The code used to generate the pdf is as follows:

private static void wordToPDF(String filename) {
    try {
        PdfSaveOptions opts = new PdfSaveOptions();
        Document docInput1 = new Document(filename);
        docInput1.save(filename + "-output.pdf", opts);

    } catch (Exception e) {
        e.printStackTrace();
    }
}

I’ve attached the files below:

aspose-selectable-text.zip (2.4 MB)

@kurtosys,

I have converted the source Word document “Doc5.docx” to PDF format by using MS Word 2019 (on Windows 10) and the latest (20.10) version of Aspose.Words for Java and attached the PDF files here for your reference:

Do you still see the same problem(s) in 20.10 generated PDF? If yes, then please create and attach a comparison screenshot which highlights the problematic area(s) in this Aspose.Words 20.10 generated PDF (with respect to MS Word 2019 generated PDF). I will then investigate the issue further and provide you more information.

The text is not selectable in both the word and aspose produced files you provided. You use word 2019 on windows, correct? We used word 16.37 on Max OSX to convert the docx to pdf on our end. The pdf produced from that version has all it’s text selectable.

@kurtosys,

We have logged this problem in our issue tracking system. Your ticket number is WORDSNET-21310. We will further look into the details of this problem and will keep you updated on the status of the linked issue. We apologize for any inconvenience.

Thank you. We will check in periodically for updates.

Any further feedback on this issue?

@kurtosys,

Unfortunately, WORDSNET-21310 is not resolved yet. This issue is currently pending for analysis and is in the queue. We will inform you via this forum thread as soon as this issue will get resolved in future. We apologize for your inconvenience.

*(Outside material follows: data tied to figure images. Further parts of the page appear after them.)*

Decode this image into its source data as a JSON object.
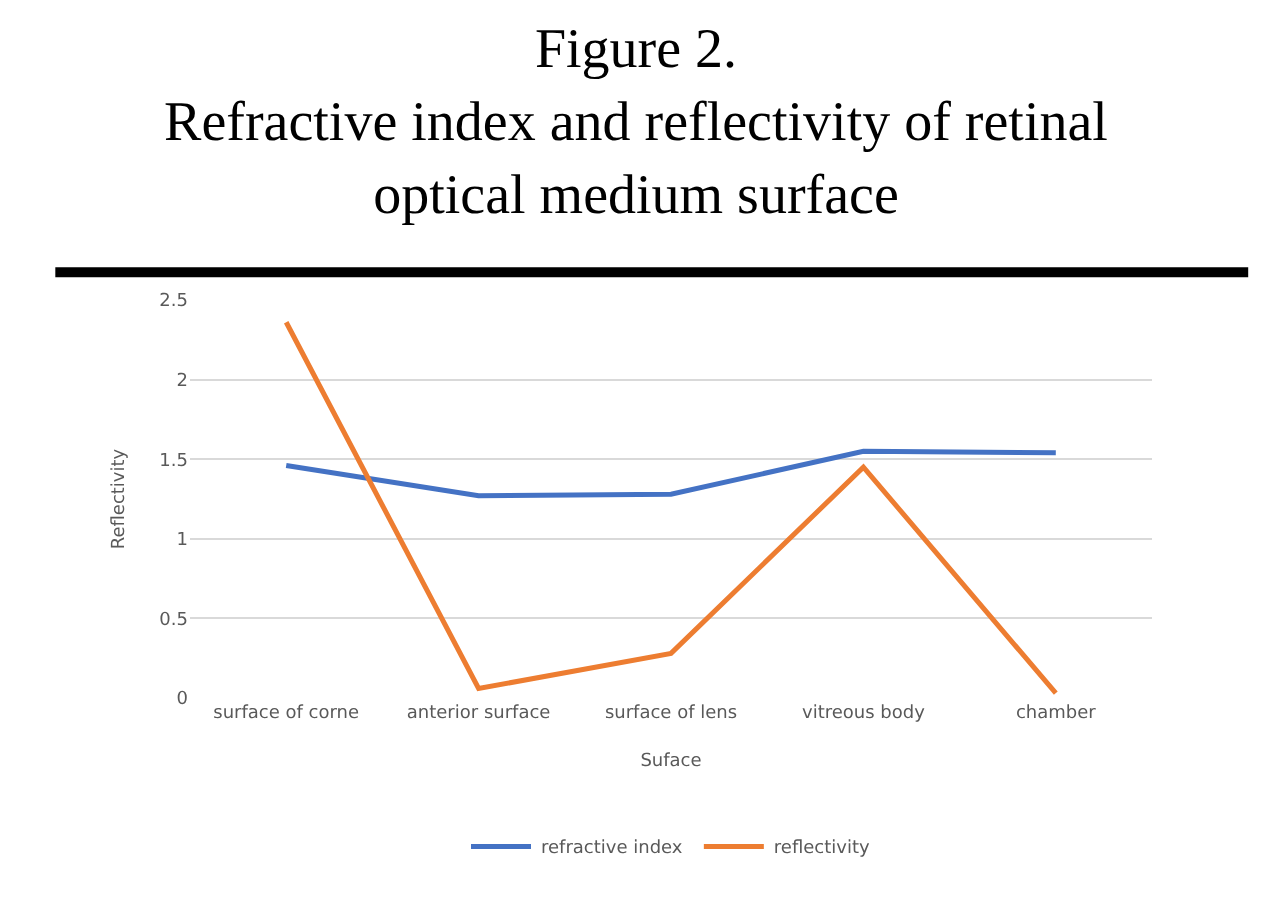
{
  "chart_data": {
    "type": "line",
    "title": "Figure 2.\nRefractive index and reflectivity of retinal\noptical medium surface",
    "xlabel": "Suface",
    "ylabel": "Reflectivity",
    "categories": [
      "surface of corne",
      "anterior surface",
      "surface of lens",
      "vitreous body",
      "chamber"
    ],
    "series": [
      {
        "name": "refractive index",
        "color": "#4472c4",
        "values": [
          1.46,
          1.27,
          1.28,
          1.55,
          1.54
        ]
      },
      {
        "name": "reflectivity",
        "color": "#ed7d31",
        "values": [
          2.36,
          0.06,
          0.28,
          1.45,
          0.03
        ]
      }
    ],
    "ylim": [
      0,
      2.5
    ],
    "yticks": [
      0,
      0.5,
      1,
      1.5,
      2,
      2.5
    ],
    "grid": "y",
    "legend": "bottom",
    "marker": "none",
    "line_style": "solid"
  }
}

Any feedback on the progress of this issue?

@kurtosys,

I am afraid, your issue is still pending for analysis and is in the queue. Please spare us some time. We will inform you via this forum thread as soon as this issue will get resolved in future. We apologize for any inconvenience.

@kurtosys,

This problem (WORDSNET-21310) actually requires us to implement a new feature in Aspose.Words API and we regret to share with you that the implementation of this issue has been postponed till a later date. However, the fix of this problem may definitely come onto the product roadmap in the future. Unfortunately, we cannot currently promise a resolution date (ETA). We apologize for your inconvenience. Please check the following analysis details:

Images in the document are in EMF format with embedded PDF documents (inside EMR_COMMENT_MULTIFORMATS record). The problem with not selectable text appears because EMF part of the images contains vector graphics instead of text.

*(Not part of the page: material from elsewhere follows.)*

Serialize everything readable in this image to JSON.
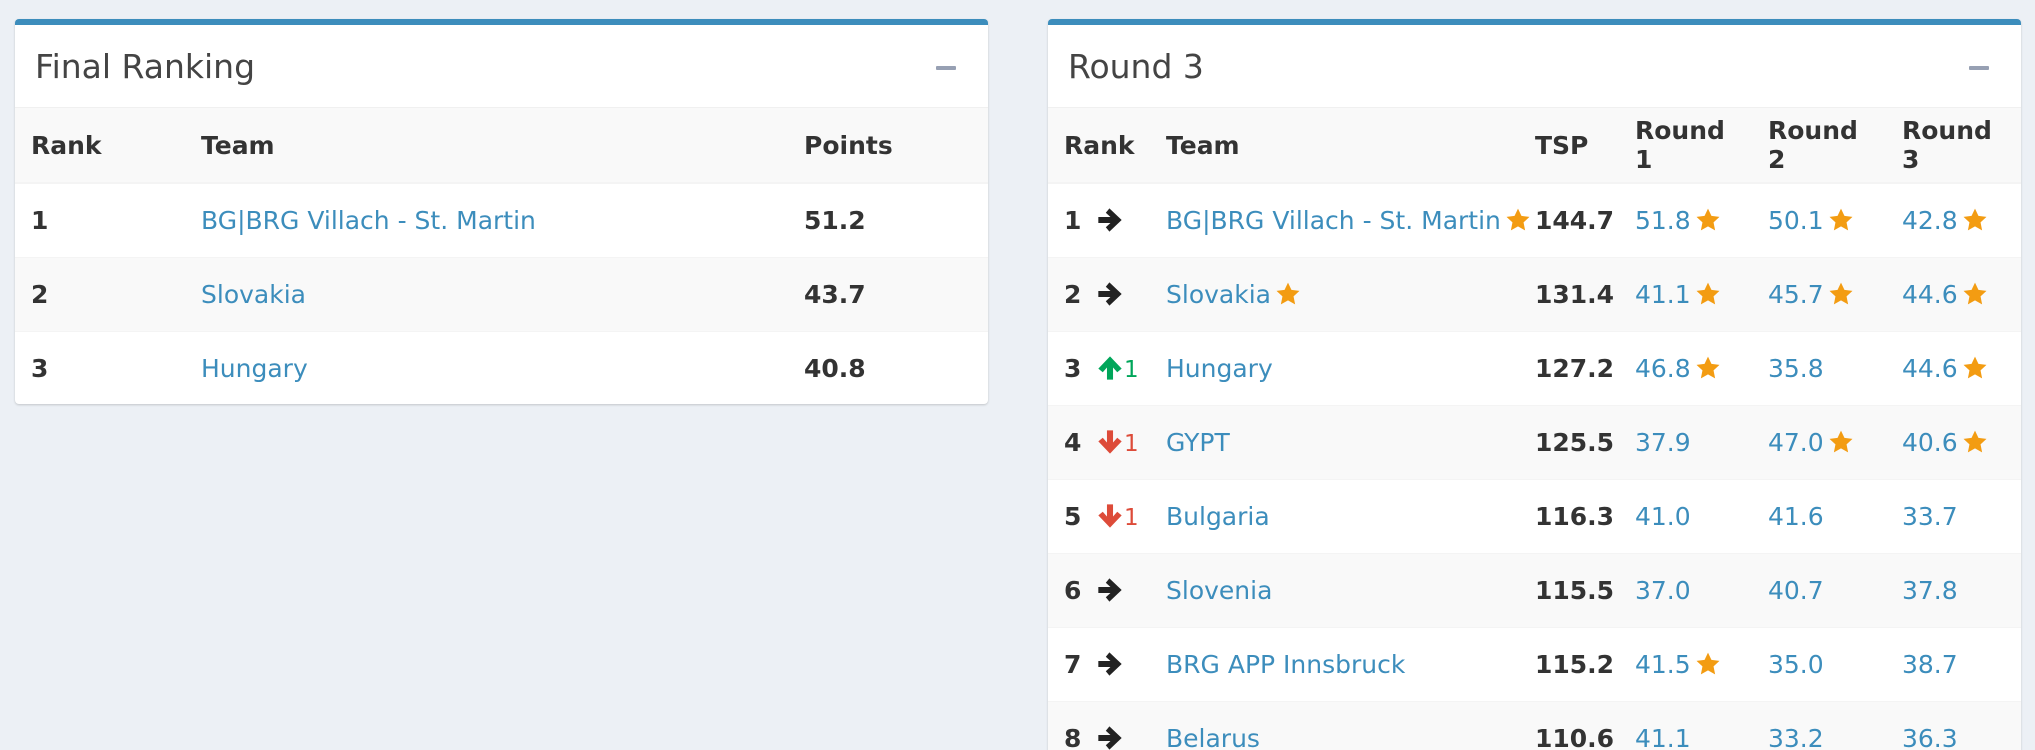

The only way to make the text selectable is to process embedded PDF document. Unfortunately, we currently cannot start work on parsing and rendering of the embedded PDF document for now. As a workaround you can try to extract the PDF document from the metafile (it seems relatively easy, and we may help you to implement this task) and then convert it to vector graphics via third-party libraries (like Aspose.PDF).